Envy - That Green Eyed Monster

This is the feeling I have to contend with, vulnerability. I feel a sense of futility in my efforts, probably because I've invested so much into schooling to have it all come to seemingly nothing. Yet there is a part of me that feels that this is exactly what I deserve and I feel a fraud to think I deserve better. I know I didn't COMPLETELY do everything that I was assigned to do in school... I think of all of the iterations of skills that I was lacking in order to do what I was assigned... lacking experience, lacking time, lacking motivation, energy, ability... etc.

I've been running on a treadmill, trying desperately to gain the skills that it looks like I need, or I know I don't have, including certain interpersonal skills a lot of skills that could have been gained if I had different opportunities or circumstances when I was younger.

The rational part of me understands that no one is born in exact ideal circumstances and we all must to some degree fill in the missing pieces of our knowledge base in order to succeed.

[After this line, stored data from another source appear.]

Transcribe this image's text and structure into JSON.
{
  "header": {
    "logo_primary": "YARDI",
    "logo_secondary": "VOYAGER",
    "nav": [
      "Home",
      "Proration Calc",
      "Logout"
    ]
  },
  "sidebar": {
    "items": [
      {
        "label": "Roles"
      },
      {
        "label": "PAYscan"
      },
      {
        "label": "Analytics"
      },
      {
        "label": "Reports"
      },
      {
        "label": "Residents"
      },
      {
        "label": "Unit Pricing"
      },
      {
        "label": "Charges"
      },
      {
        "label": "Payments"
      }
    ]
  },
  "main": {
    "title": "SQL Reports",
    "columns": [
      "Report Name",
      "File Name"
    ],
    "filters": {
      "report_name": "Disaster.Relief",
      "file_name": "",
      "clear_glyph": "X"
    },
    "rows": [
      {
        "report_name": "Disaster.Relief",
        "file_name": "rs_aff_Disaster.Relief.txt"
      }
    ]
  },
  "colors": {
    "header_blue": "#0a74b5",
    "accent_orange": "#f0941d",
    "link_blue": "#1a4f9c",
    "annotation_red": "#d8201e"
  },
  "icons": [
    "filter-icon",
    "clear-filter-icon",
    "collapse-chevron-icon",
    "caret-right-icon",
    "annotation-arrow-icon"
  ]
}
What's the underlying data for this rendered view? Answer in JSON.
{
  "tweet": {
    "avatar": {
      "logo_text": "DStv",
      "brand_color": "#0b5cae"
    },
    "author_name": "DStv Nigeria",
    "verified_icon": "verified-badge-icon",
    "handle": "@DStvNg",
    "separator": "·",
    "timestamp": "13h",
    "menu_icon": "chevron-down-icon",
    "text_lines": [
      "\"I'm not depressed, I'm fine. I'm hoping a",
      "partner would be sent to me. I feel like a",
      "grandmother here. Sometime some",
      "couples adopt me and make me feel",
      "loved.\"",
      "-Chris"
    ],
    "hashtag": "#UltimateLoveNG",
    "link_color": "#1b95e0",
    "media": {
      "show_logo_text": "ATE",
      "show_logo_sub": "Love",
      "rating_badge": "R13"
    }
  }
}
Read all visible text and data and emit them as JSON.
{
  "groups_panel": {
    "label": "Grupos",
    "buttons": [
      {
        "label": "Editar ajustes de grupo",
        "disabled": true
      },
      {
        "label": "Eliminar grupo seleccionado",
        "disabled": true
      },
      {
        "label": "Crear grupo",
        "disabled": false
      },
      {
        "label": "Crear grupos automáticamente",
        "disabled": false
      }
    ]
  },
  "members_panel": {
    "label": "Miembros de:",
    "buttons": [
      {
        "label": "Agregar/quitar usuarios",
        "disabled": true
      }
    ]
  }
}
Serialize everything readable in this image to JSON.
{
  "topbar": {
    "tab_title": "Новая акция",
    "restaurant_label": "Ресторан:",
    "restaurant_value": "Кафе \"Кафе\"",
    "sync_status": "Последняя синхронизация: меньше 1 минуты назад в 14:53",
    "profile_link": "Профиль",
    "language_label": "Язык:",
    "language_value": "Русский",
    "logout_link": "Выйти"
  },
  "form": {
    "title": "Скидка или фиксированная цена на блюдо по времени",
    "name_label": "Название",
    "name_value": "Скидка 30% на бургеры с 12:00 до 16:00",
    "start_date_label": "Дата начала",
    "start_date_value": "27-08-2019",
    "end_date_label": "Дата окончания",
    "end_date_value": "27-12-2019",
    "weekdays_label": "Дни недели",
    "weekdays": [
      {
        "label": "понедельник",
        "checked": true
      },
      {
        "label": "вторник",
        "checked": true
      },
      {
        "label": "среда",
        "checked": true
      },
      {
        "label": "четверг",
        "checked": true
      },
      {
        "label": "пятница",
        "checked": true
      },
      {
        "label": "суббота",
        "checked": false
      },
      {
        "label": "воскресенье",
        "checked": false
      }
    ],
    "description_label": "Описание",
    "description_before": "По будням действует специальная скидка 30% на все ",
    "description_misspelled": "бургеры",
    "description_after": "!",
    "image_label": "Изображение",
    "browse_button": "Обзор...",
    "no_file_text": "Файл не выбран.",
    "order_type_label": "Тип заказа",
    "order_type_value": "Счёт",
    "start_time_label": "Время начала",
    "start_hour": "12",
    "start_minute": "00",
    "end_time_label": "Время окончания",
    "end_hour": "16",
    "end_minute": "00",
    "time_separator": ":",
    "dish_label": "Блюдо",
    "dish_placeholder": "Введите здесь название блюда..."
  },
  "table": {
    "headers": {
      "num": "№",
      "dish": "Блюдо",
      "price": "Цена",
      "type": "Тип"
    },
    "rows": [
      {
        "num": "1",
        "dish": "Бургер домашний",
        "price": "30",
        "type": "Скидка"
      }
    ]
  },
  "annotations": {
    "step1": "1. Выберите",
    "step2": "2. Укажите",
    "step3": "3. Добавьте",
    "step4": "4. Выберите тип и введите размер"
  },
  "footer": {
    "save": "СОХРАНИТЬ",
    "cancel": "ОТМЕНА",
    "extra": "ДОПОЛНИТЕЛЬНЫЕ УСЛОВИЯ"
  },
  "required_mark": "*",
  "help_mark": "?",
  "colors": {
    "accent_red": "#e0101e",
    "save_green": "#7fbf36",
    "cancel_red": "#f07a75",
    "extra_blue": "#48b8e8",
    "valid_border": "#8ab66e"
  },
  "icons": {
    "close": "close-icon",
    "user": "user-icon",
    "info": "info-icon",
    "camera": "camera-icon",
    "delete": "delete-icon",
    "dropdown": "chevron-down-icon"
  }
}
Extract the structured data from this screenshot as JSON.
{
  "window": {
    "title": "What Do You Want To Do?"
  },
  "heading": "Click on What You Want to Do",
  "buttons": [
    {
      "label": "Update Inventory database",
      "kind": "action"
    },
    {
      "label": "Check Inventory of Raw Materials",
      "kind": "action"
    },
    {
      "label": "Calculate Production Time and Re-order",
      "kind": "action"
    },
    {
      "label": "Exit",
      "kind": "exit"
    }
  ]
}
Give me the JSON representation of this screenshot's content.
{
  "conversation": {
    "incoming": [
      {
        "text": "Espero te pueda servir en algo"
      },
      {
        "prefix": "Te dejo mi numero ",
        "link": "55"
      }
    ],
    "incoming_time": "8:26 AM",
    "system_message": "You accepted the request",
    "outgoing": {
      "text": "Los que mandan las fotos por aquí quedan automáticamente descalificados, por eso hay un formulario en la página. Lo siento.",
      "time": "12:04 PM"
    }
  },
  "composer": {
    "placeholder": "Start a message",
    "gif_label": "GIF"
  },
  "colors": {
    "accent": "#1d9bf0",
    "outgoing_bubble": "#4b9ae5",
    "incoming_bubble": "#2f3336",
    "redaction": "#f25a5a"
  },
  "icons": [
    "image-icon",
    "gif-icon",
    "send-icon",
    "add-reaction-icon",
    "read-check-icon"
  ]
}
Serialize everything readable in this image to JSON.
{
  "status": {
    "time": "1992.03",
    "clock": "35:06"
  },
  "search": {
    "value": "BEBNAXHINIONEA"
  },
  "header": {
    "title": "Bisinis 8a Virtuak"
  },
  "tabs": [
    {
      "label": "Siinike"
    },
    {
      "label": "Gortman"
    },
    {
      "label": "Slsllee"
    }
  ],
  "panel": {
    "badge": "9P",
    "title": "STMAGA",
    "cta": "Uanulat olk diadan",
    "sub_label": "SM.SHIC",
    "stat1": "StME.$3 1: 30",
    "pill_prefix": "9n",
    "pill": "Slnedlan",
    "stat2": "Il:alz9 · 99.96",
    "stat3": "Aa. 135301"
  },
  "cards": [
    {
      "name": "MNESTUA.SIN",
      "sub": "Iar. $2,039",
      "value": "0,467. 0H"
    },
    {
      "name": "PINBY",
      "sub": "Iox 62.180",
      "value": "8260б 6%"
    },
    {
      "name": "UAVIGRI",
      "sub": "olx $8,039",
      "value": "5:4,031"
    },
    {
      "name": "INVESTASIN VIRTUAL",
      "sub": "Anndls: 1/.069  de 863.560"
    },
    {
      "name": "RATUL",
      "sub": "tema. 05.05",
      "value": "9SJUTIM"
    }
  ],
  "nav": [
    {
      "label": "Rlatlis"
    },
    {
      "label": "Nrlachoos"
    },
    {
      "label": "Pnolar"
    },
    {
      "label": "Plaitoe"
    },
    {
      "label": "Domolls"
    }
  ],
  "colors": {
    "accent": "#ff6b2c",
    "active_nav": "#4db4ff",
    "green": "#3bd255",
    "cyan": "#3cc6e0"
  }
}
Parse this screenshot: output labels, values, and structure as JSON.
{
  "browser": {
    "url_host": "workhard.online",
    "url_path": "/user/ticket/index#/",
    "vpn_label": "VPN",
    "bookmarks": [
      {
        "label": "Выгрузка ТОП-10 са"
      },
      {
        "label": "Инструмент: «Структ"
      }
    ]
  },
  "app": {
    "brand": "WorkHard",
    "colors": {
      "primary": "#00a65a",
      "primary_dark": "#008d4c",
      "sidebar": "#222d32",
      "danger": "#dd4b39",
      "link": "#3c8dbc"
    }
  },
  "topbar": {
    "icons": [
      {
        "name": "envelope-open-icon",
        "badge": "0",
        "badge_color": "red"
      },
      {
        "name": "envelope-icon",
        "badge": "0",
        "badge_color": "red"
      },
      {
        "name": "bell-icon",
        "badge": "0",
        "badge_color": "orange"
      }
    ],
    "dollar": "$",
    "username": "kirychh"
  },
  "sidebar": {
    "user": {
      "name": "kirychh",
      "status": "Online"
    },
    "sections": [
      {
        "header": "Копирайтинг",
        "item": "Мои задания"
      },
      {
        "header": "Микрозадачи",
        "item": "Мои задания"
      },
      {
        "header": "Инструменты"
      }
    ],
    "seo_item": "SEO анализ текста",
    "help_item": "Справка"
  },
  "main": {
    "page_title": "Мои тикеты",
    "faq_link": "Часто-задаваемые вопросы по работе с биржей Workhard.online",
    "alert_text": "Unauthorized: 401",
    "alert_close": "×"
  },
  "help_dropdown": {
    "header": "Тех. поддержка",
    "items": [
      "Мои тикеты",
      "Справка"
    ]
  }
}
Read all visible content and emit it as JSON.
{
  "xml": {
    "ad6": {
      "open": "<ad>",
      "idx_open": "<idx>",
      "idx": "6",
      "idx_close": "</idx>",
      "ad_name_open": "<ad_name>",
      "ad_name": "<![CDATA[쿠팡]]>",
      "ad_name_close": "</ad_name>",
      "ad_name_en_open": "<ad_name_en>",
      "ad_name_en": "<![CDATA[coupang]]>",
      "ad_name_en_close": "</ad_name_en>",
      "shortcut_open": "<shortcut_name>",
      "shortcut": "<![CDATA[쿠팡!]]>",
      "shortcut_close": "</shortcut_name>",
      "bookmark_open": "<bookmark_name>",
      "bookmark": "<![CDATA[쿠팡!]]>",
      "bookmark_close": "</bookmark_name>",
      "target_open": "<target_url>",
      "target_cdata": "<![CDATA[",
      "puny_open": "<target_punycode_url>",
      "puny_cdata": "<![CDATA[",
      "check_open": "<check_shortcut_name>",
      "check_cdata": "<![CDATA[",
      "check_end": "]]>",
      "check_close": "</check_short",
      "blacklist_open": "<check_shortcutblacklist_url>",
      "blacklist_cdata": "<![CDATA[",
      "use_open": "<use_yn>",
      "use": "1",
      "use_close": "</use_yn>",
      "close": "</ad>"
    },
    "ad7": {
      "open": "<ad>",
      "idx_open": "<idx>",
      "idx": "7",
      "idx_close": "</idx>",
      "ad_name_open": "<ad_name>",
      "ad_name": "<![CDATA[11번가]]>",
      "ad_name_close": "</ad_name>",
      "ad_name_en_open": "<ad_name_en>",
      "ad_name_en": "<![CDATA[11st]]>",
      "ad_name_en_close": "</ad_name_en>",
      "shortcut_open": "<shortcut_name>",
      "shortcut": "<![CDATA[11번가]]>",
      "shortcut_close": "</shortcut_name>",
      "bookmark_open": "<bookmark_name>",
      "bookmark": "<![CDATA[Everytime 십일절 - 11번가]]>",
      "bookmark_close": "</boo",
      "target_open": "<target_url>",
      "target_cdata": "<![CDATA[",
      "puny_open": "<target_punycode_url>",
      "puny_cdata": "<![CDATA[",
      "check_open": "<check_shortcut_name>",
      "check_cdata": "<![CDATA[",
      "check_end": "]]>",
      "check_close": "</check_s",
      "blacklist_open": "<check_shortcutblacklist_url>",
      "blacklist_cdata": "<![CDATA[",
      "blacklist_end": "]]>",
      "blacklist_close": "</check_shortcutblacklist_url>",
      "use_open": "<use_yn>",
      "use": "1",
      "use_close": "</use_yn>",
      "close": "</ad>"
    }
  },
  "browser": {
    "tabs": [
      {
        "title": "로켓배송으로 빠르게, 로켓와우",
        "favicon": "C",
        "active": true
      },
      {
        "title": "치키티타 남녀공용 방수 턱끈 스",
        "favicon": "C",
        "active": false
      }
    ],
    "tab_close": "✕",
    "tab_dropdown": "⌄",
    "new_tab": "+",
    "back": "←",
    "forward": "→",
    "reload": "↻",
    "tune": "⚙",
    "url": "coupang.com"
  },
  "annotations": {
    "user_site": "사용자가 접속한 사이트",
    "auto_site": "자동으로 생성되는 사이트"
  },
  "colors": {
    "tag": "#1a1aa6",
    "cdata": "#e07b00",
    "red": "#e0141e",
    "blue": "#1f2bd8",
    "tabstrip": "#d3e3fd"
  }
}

I look at some people with their innate steadiness of mind, consistency of action and character or their ease of affection towards others and sometimes I get jealous. Or I think of those that I was competing with, who had similar skills, who are now ranked ahead of me and who are now developing in areas that I wanted to develop in and I feel those jealous pangs. Envy, resentment, sadness. I feel so petty and small at times. None of these feelings are ultimately helpful in and of themselves. I need a way to transform them into something else.

Then there are moments when I just feel like I should be better than others at certain things and I allow a sense of imagined superiority to seep into my consciousness, and this is a defense mechanism, a panacea for hurt pride. This allows me to keep going despite all of my other negative feelings. But it is only a mask I wear.

I am only going to be as unique and special as I allow myself to be. If I feel unworthy of setting myself apart then I will do things that will differentiate me in negative ways.

It comes down to a matter of respect. If I feel I am entitled to respect I need to earn it. At work I can't be of two minds all the time, one listening to a book and the other trying to complete my work. If I don't master myself then I won't master my work.

Some people deserve respect and not envy due to the way they have conducted themselves in their profession. Also people deserve respect for doing their job even if I feel that I lost an opportunity to be in the position that they have been given.

Envy holds me back in my profession. Envy prevents me from forming deeper friendships. I need to come to grips with the feelings of envy that are holding me back.